You might consider hiring a neighbor teenager as a favor to his parents or because he is hardworking and will need your yard care. To get your teenager to appreciate his job, you should expect to pay more than the minimum wage. To keep your employee motivated and able to complete the job quickly, consider paying per job instead of per hour. Before you pay, make sure to inspect the work. Check out Best Lawn Mowing Patterns


It can be difficult and costly to find the right yard and garden care services. Perhaps your child or teenager would be interested in taking on this task. Or maybe you know someone who is willing to do the yard work.

Realistic Expectations

It's easy to forget what it was like as a teenager, with homework, hormones, and parents screaming at you to find a job. Your teenage employee will likely need the motivation to do her job well and appreciate the time she is putting in. Decide whether to pay your employee per hour or per job. She will work more efficiently if you pay her for the job. She might find that she can make more money if she slows down, even if you pay by the hour.

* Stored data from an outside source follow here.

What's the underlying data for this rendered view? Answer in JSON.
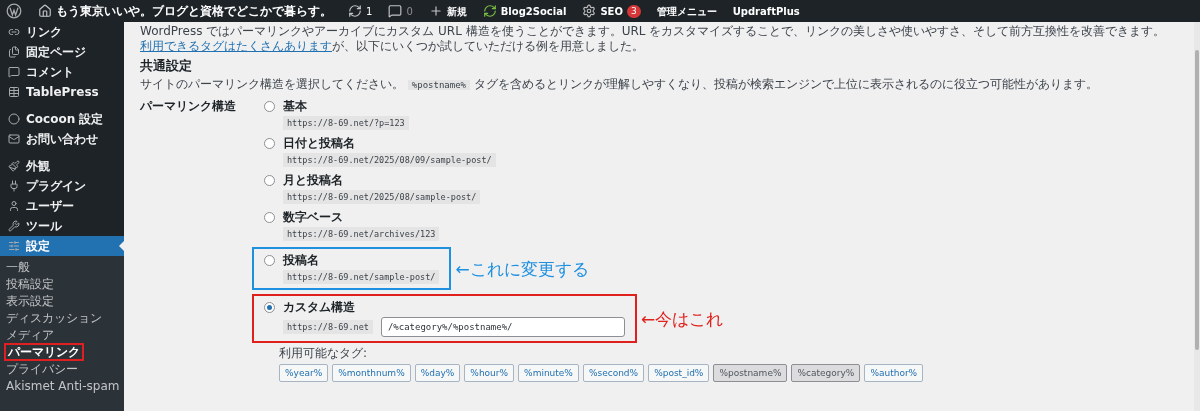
{
  "admin_bar": {
    "site_title": "もう東京いいや。ブログと資格でどこかで暮らす。",
    "updates": "1",
    "comments": "0",
    "new": "新規",
    "items": [
      {
        "kind": "b2s",
        "label": "Blog2Social"
      },
      {
        "kind": "seo",
        "label": "SEO",
        "badge": "3"
      },
      {
        "kind": "plain",
        "label": "管理メニュー"
      },
      {
        "kind": "plain",
        "label": "UpdraftPlus"
      }
    ]
  },
  "sidebar": {
    "items": [
      {
        "label": "リンク",
        "selected": false
      },
      {
        "label": "固定ページ",
        "selected": false
      },
      {
        "label": "コメント",
        "selected": false
      },
      {
        "label": "TablePress",
        "selected": false
      },
      {
        "label": "Cocoon 設定",
        "selected": false
      },
      {
        "label": "お問い合わせ",
        "selected": false
      },
      {
        "label": "外観",
        "selected": false
      },
      {
        "label": "プラグイン",
        "selected": false
      },
      {
        "label": "ユーザー",
        "selected": false
      },
      {
        "label": "ツール",
        "selected": false
      },
      {
        "label": "設定",
        "selected": true
      }
    ],
    "submenu": [
      {
        "label": "一般",
        "selected": false
      },
      {
        "label": "投稿設定",
        "selected": false
      },
      {
        "label": "表示設定",
        "selected": false
      },
      {
        "label": "ディスカッション",
        "selected": false
      },
      {
        "label": "メディア",
        "selected": false
      },
      {
        "label": "パーマリンク",
        "selected": true
      },
      {
        "label": "プライバシー",
        "selected": false
      },
      {
        "label": "Akismet Anti-spam",
        "selected": false
      }
    ]
  },
  "intro": {
    "before": "WordPress ではパーマリンクやアーカイブにカスタム URL 構造を使うことができます。URL をカスタマイズすることで、リンクの美しさや使いやすさ、そして前方互換性を改善できます。",
    "link": "利用できるタグはたくさんあります",
    "after": "が、以下にいくつか試していただける例を用意しました。"
  },
  "section_title": "共通設定",
  "description": {
    "before": "サイトのパーマリンク構造を選択してください。",
    "code": "%postname%",
    "after": "タグを含めるとリンクが理解しやすくなり、投稿が検索エンジンで上位に表示されるのに役立つ可能性があります。"
  },
  "field_label": "パーマリンク構造",
  "options": [
    {
      "label": "基本",
      "example": "https://8-69.net/?p=123",
      "selected": false
    },
    {
      "label": "日付と投稿名",
      "example": "https://8-69.net/2025/08/09/sample-post/",
      "selected": false
    },
    {
      "label": "月と投稿名",
      "example": "https://8-69.net/2025/08/sample-post/",
      "selected": false
    },
    {
      "label": "数字ベース",
      "example": "https://8-69.net/archives/123",
      "selected": false
    },
    {
      "label": "投稿名",
      "example": "https://8-69.net/sample-post/",
      "selected": false,
      "annotation": {
        "text": "←これに変更する",
        "color": "#1e90e0"
      }
    },
    {
      "label": "カスタム構造",
      "prefix": "https://8-69.net",
      "value": "/%category%/%postname%/",
      "selected": true,
      "annotation": {
        "text": "←今はこれ",
        "color": "#e0201c"
      }
    }
  ],
  "tags_label": "利用可能なタグ:",
  "tags": [
    {
      "label": "%year%",
      "selected": false
    },
    {
      "label": "%monthnum%",
      "selected": false
    },
    {
      "label": "%day%",
      "selected": false
    },
    {
      "label": "%hour%",
      "selected": false
    },
    {
      "label": "%minute%",
      "selected": false
    },
    {
      "label": "%second%",
      "selected": false
    },
    {
      "label": "%post_id%",
      "selected": false
    },
    {
      "label": "%postname%",
      "selected": true
    },
    {
      "label": "%category%",
      "selected": true
    },
    {
      "label": "%author%",
      "selected": false
    }
  ]
}
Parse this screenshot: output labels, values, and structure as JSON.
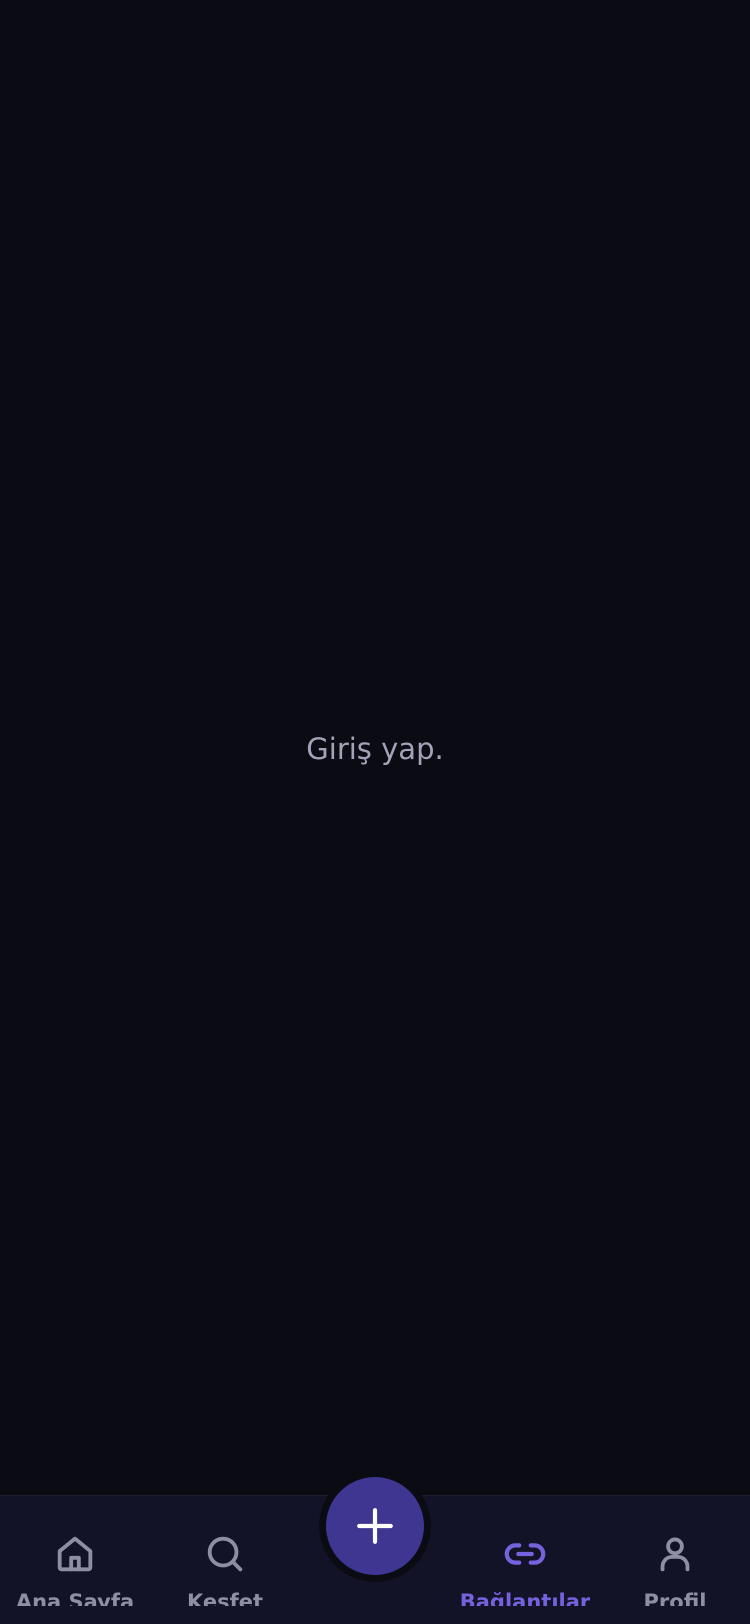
{
  "main": {
    "empty_message": "Giriş yap."
  },
  "tabbar": {
    "active_tab": "Bağlantılar",
    "items": [
      {
        "label": "Ana Sayfa",
        "icon": "home-icon"
      },
      {
        "label": "Keşfet",
        "icon": "search-icon"
      },
      {
        "label": "Bağlantılar",
        "icon": "link-icon"
      },
      {
        "label": "Profil",
        "icon": "user-icon"
      }
    ],
    "fab_icon": "plus-icon"
  },
  "colors": {
    "background": "#0b0b14",
    "tabbar": "#131327",
    "inactive": "#8f8fa4",
    "active": "#7563de",
    "fab": "#3f3691",
    "message": "#a3a3b8"
  }
}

What is the average price for teenagers to do yard work?

The average hourly wage for teenagers working in yard work in the United States ranges between $10 and $15. For $25 to mow, weed, and edge a large lawn, you can charge a flat rate of $25 per job. For trimming bushes, you can charge $15 and $10 respectively. You can set a rate, but be open to negotiation.

Employers believe that $10 an hour is a fair wage for yard work. For smaller amounts, you can pay by the job or the yard. For large yards, offer $25 for mowing or trimming and $15 to trim the bushes. Be flexible and willing to negotiate. Motivated teens can set their own prices and start their own businesses. These teens may have to pay more because they are likely to be operating a legitimate business and paying taxes.

Monitor Progress

As a non-threatening, non-intrusive way to see if your worker is working hard or not, bring a glass of water or lemonade along to your yard work. This is particularly important during hot days to ensure your worker doesn't become dehydrated. Ask him how long he will work and tell him what your expectations are. Before you pay him, make sure to inspect the yard at least the first few times.